I'm sorry if I spoiled last night's outcome for anyone just now, but come on, why bury the lede? It was frustrating sitting through the whole show as they teased it out, so I'm not anxious to repeating the exercise here. America does not feel the love for J-Dick, and it's not hard to see why I suppose. Oh, and IACGMOOH's numbers were up last night, to the same levels as last week, which aren't great, but right now this show needs all the small mercies it can get.
Last night's episode was mostly filler, but here's what we learned: Nobody wants to go home. John "Long Tall" Salley and Lou Diamond Phillips clap themselves on the back for their immunity status. The teams merge, meaning it's now a game of individuals—which doesn't seem like the correct definition of merge, if you ask me, but that's reality-speak for you. A merge tonight is an empty gesture, though, considering that, in real time, two of the players are already history, so why bother?
J-Dick is really mean and bossy with little Holly, who throws a pail of water over her that makes her face melt. That's the only explanation I can think of—I mean seriously, she looks like an overripe slab of brie. J-Dick's face keeps getting meaner and meaner too: She is walking proof of the old adage that you get the face that you deserve. Despite mega-doses of plastic surgery.
There's a very daft game involving plastic balls and those freakin' stars buried in a mud pit. The players fashion their own costumes, and all the guys channel their inner gay porn star. Stephen Baldwin makes a big show of it and starts playing to the balcony, man-boobs all a-flap. Sanjaya, LouDi and Long Tall win. The prize is more junk food: Pizza.
It's the halfway point and we're live, with Myleene and Damien heading to camp with the results. And it's abrupt: Holly, you're going home. Here's your hat, what's your hurry? Then they tease that the second to go is either J-Dick, Patti Blah-go or Stevie B. Holly leaves to no fanfare whatsoever, just a sad walk of shame over a toy bridge. In the British version there are fireworks and champagne and a loved one jumping up and down to greet the departing celebrity to soften the blow. There's silly banter with cheeky chappies Ant and Dec and a nice The Way We Were montage of the player's memorable moments, and they get to make a speech about What They Learned. And there's drinking! And laughing! All we get on this version is anti-climax. The whole series is anti-climax. How did Ben Silverman get it so wrong?
Next: We have a silly sequence of all the old-timers dropping names as they bore the non-celebrity young'uns Holly and Torrie to tears.
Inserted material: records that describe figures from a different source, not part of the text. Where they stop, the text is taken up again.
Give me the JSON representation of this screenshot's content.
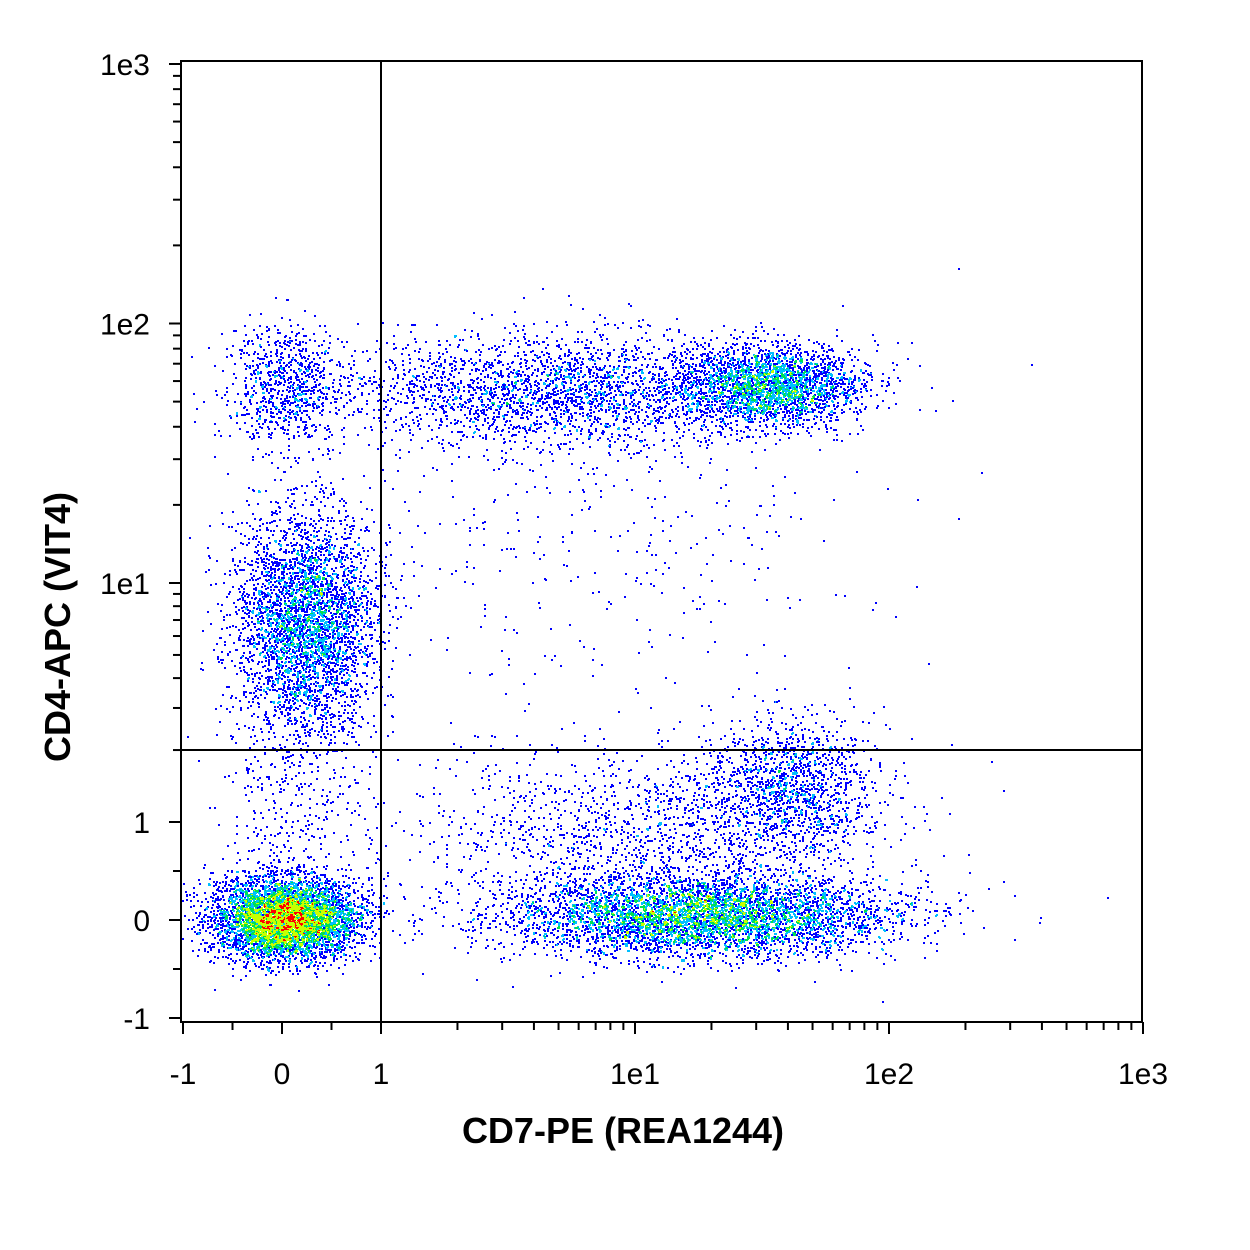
{
  "chart_data": {
    "type": "scatter",
    "subtype": "flow-cytometry-density-dot-plot",
    "title": "",
    "xlabel": "CD7-PE (REA1244)",
    "ylabel": "CD4-APC (VIT4)",
    "x_scale": "biexponential",
    "y_scale": "biexponential",
    "xlim": [
      -1,
      1000
    ],
    "ylim": [
      -1,
      1000
    ],
    "x_ticks": [
      {
        "value": -1,
        "label": "-1"
      },
      {
        "value": 0,
        "label": "0"
      },
      {
        "value": 1,
        "label": "1"
      },
      {
        "value": 10,
        "label": "1e1"
      },
      {
        "value": 100,
        "label": "1e2"
      },
      {
        "value": 1000,
        "label": "1e3"
      }
    ],
    "y_ticks": [
      {
        "value": -1,
        "label": "-1"
      },
      {
        "value": 0,
        "label": "0"
      },
      {
        "value": 1,
        "label": "1"
      },
      {
        "value": 10,
        "label": "1e1"
      },
      {
        "value": 100,
        "label": "1e2"
      },
      {
        "value": 1000,
        "label": "1e3"
      }
    ],
    "gate_lines": {
      "x": 1,
      "y": 2
    },
    "grid": false,
    "legend": "none",
    "density_colors": [
      "#0000ff",
      "#00bfff",
      "#00e050",
      "#c8ff00",
      "#ff0000"
    ],
    "populations": [
      {
        "x_center": 0,
        "y_center": 0,
        "relative_density": 1.0
      },
      {
        "x_center": 20,
        "y_center": 0,
        "relative_density": 0.55
      },
      {
        "x_center": 0.2,
        "y_center": 7,
        "relative_density": 0.45
      },
      {
        "x_center": 35,
        "y_center": 55,
        "relative_density": 0.35
      },
      {
        "x_center": 6,
        "y_center": 52,
        "relative_density": 0.2
      },
      {
        "x_center": 0,
        "y_center": 55,
        "relative_density": 0.12
      },
      {
        "x_center": 40,
        "y_center": 1.5,
        "relative_density": 0.15
      }
    ]
  }
}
Then at dinner, J-Dick and Long Tall throw down over vegetables. J-Dick wants the lion's share of greens—"doctor's orders"—but Long Tall demands a doctor's note first. They argue. It's ugly. It feels like Long Tall is being more of a hardass than he really needs to be, but I suspect this is the editors' handiwork. We hear him explain to Patti later that he won't be bossed around like that by anyone because he's a "proud black man." All I can say is, the editors aren't doing proud black men any favors right now.
Live again, time for the second evictee. Bye bye J-Dick. She takes it in stride. No fireworks, no champagne, no loved one. But Myleene seems genuinely disappointed: "I've loved having her," she says. "Love 'er or hate 'er, you never forget 'er."
She's right. J-Dick was a demon. She was mean, bitter, uncouth, dishonest and obnoxiously self-obsessed. She also provided the majority of the story-arc once the Heidi and Spencer crap was finally put to rest. She got most of the camera time because she was the only one doing anything worth watching and talking about. And it ended up working against her. That's the name of the game, I suppose, but mark my words, she'll leave a huge vacuum in that camp. Life might be easier for them, but it will be deathly dull for us.